An exhibition celebrating the life of the late Paddy ‘Barman’ Duffy opened at the Verbal Arts Centre yesterday.
Paddy was a well-known character in the city and during his lifetime was everything from a professional heavy weight boxer to a keen amateur sketcher and wood carver.
The public is invited to come along to this free exhibition to learn more about his remarkable life, see some of his artwork and hear from the people who knew him best - his sons and daughters.
A plumber by trade, Barman was born in Violet Street and soon moved to Prospects House in the Waterside.
His often quoted “Once a Derry man always a Derry man, once a Waterside man always a gentleman,” leaves room for little comment on the subject.

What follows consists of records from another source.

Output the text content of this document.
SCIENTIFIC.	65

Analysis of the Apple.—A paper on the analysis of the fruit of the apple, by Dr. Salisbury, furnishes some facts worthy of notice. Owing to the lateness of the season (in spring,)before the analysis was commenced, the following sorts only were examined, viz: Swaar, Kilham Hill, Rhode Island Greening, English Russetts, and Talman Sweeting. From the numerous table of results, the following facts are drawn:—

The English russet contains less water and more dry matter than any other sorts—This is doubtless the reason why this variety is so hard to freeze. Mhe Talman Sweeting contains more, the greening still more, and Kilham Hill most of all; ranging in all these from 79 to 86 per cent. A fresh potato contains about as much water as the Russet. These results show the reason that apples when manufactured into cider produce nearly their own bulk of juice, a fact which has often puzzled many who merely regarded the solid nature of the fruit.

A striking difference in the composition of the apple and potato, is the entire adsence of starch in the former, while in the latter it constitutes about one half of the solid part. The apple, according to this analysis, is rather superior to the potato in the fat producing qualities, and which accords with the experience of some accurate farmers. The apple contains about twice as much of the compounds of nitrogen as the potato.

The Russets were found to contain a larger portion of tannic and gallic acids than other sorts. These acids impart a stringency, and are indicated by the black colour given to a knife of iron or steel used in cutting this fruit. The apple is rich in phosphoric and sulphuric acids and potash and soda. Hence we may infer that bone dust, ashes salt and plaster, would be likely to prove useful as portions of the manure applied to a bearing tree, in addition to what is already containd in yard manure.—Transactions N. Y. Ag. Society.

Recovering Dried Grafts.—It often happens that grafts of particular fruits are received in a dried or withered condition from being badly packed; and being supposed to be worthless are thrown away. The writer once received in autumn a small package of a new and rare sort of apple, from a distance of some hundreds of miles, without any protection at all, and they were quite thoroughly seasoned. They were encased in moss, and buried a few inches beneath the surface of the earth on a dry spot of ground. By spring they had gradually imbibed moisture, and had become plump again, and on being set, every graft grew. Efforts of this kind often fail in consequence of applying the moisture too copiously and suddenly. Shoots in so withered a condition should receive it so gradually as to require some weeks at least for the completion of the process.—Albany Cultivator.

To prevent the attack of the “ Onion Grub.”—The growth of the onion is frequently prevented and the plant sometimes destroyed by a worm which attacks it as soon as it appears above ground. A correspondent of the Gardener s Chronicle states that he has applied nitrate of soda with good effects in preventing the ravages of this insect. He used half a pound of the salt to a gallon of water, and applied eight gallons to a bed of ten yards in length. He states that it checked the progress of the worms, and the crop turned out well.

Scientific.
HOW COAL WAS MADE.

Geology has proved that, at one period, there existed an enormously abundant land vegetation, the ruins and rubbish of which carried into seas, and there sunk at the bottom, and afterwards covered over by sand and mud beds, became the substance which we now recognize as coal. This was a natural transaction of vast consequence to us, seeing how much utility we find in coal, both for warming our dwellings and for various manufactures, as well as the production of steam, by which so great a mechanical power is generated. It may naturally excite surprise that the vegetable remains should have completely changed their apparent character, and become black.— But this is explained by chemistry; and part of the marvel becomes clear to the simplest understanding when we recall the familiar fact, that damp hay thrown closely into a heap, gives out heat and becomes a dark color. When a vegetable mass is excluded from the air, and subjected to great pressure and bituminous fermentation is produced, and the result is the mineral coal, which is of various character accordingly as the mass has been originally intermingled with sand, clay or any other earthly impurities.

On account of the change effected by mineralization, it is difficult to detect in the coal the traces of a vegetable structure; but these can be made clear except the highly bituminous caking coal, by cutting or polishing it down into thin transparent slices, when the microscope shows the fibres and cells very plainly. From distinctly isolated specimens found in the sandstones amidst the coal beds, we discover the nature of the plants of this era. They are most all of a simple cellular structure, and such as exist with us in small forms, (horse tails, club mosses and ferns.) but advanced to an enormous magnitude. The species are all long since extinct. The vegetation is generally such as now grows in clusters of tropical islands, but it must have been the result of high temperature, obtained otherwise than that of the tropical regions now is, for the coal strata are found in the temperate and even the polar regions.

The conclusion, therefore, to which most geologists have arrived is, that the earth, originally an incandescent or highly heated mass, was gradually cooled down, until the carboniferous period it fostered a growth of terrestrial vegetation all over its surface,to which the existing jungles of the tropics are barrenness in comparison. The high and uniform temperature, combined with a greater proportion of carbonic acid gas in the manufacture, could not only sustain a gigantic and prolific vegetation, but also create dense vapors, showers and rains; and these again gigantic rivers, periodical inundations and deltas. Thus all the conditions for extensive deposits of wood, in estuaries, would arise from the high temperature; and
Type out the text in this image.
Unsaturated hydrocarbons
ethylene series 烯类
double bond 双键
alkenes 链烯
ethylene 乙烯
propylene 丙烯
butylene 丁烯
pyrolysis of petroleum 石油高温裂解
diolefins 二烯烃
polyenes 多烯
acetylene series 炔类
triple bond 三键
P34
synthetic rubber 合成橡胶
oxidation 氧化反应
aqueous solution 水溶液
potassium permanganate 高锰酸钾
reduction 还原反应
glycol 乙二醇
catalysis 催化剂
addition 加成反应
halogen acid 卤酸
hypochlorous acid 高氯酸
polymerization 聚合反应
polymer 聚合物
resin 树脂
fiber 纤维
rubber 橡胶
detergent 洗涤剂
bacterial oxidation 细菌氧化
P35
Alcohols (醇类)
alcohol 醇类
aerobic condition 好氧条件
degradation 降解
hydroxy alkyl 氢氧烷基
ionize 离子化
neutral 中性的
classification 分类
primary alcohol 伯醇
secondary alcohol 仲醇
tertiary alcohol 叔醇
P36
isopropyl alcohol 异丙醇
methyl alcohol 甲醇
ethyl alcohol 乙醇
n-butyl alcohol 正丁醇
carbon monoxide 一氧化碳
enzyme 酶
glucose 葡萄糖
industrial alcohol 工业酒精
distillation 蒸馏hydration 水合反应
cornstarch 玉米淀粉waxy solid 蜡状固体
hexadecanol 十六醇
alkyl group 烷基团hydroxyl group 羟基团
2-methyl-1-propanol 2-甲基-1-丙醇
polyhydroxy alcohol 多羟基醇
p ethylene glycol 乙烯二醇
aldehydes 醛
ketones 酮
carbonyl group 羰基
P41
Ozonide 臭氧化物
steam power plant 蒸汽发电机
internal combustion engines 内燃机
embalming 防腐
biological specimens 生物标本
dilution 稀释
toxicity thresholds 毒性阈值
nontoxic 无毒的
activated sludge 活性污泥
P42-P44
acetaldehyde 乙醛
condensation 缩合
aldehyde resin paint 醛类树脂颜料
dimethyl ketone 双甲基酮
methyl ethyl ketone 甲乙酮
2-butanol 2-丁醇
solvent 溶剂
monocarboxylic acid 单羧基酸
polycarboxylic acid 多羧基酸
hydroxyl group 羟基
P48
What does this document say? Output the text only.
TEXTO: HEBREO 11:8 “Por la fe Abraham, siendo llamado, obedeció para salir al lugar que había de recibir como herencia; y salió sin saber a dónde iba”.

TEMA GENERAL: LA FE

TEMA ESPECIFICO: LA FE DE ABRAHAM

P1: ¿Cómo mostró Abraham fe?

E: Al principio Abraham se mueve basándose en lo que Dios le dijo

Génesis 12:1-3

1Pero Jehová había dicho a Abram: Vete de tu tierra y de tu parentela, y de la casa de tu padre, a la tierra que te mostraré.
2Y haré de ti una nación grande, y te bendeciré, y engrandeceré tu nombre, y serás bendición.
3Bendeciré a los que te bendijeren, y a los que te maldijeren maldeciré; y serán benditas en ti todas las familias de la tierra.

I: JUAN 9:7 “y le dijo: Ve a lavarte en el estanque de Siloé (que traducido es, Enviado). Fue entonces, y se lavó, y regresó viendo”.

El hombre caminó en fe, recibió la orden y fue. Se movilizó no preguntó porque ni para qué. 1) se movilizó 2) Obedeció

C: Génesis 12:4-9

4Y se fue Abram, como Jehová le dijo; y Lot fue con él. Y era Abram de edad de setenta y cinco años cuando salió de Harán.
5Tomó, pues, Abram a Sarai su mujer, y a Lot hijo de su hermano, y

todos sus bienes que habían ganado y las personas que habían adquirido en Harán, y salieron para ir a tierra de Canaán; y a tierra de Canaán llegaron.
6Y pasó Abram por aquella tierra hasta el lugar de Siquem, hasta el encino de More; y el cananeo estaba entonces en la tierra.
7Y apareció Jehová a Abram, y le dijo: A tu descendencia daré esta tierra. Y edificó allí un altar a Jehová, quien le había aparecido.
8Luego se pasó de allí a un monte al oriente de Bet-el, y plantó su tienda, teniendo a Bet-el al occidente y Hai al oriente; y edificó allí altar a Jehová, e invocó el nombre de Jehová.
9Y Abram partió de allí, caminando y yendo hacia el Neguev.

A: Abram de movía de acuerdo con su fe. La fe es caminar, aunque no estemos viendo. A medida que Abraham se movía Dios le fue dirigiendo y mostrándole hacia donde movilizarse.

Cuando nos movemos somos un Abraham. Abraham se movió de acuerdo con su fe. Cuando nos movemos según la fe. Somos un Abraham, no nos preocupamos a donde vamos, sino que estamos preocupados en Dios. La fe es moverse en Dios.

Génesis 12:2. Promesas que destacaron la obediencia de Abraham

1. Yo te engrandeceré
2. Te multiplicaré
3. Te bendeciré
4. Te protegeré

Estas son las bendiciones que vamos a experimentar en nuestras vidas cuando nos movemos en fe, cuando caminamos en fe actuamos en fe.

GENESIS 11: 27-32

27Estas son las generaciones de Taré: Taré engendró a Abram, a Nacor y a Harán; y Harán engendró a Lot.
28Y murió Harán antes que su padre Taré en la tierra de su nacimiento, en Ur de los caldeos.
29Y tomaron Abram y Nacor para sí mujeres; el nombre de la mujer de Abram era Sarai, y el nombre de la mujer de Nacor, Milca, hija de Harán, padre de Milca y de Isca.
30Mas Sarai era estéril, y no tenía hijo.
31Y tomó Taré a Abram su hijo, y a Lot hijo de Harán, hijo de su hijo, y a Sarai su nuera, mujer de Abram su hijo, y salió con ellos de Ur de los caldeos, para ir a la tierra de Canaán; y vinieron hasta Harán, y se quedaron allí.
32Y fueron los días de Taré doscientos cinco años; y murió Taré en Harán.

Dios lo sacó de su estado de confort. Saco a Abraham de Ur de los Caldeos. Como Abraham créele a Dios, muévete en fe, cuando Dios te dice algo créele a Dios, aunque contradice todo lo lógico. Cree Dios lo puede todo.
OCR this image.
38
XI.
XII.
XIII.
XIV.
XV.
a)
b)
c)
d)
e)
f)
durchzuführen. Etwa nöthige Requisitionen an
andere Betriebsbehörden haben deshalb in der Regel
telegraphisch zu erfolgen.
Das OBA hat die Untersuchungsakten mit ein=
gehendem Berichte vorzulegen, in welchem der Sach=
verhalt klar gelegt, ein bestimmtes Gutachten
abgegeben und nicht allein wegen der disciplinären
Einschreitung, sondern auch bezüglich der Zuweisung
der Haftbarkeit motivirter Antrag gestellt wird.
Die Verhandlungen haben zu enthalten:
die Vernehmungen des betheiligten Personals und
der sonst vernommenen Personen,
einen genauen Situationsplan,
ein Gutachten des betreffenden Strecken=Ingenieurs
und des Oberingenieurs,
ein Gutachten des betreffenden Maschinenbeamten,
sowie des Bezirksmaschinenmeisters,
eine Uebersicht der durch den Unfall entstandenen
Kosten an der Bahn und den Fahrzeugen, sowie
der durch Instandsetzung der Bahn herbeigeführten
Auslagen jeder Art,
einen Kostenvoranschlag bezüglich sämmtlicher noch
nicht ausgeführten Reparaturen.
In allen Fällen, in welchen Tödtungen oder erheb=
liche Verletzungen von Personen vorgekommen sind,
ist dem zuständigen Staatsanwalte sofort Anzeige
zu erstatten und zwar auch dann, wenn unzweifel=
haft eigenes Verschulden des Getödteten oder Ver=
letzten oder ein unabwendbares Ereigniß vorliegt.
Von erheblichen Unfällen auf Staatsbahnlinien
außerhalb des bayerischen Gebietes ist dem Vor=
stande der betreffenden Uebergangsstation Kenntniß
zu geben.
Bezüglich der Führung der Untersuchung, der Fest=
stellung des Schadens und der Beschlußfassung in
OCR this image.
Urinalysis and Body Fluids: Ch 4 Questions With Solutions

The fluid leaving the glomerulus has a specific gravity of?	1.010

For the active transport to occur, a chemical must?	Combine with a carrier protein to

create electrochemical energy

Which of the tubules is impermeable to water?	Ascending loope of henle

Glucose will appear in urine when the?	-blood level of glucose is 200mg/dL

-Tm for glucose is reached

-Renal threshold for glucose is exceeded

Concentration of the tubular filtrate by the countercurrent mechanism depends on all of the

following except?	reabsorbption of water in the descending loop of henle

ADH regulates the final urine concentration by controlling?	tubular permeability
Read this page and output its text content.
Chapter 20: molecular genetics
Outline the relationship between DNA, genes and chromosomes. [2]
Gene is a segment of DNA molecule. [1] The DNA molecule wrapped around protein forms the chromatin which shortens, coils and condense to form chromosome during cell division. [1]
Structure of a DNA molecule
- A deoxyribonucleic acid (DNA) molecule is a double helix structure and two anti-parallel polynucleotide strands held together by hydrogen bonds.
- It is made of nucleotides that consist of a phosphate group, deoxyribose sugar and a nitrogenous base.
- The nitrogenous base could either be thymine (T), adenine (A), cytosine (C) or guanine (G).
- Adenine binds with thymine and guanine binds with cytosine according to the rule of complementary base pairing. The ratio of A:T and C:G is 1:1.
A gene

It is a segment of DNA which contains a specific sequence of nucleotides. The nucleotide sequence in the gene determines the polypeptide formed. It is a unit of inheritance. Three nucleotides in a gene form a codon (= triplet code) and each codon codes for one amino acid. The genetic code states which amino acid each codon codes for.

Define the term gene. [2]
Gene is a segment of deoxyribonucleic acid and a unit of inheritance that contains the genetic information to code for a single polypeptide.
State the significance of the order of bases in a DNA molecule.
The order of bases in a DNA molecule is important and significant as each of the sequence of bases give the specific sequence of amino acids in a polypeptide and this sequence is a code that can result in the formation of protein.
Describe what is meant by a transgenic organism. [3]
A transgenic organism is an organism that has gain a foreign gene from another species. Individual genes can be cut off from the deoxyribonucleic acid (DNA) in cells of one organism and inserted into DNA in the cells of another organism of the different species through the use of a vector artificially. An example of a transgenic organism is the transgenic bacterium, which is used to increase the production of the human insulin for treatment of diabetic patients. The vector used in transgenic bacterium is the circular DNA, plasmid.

A self taught musician, he could competently play the violin, harmonica and Jew’s harp, and was a good friend of another gifted Derry man, Josef Locke. Barman also sang in the local choir and was fond of songs like “My Lagan Love” and “She Moved Through The Fair” sang by that great Irish tenor, Count John McCormick.
In a time when Derry “characters” were in abundance, Barman Duffy stands out as someone who made his mark in the tough world of boxing, as well as in the creative fields of art, poetry and carving.
Indeed, in the early seventies when young Bogsiders couldn’t see past the next riot, a quiet gentleman could be seen sitting at street corners and on the window sills recording a city that has now virtually disappeared.
Barman was first and foremost a family man. He married Sadie Smith, whom he lovingly called “the big bird”, in 1944. Sadie hailed from Nelson Street and they set up what was to be a busy home in 105 Lecky Road in the Bogside.
The Duffy home seldom emptied as Barman kept his door opened for friend and stranger alike. He was a proud and doting father of five children: Marie, Gavan, Sheila, Patrick and John.
During his boxing career, he sparred, and became great friends with, Bruce Woodcock, the then British heavyweight champion. A dedicated trainer, the large figure of Barman Duffy could be seen running through the Bogside at six o’clock on biting cold winter mornings as he prepared for another fight.
In 1946, he fought for the Ulster cruiser weight title defeating Alex Woods from Randalstown in a fight that is still talked about to this day. Joe Louis was his favourite boxer whom he regarded as being the greatest fighter ever. In the days when Barman was boxing, even professional boxers had to work, and after driving transport vehicles for the Irish Army at Mullingar and Finner camps, he eventually returned to Derry to work in the local Gasworks.
To earn some extra money, in what were lean times, he used his renowned diplomacy as head doorman in Borderland to keep the Derry men in good humoured order.
A famous 1947 picture of Paddy minding the door of the old Gasyard as local people queued for coke will be on display at the exhibition.
The exhibition will run until Wednesday, September 25, 1pm-4pm each day in the Blue Coat Room of the Verbal Arts Centre. Admission is free.
A book documenting his life will be on sale with proceeds going to Foyle Hospice and Foyleview School.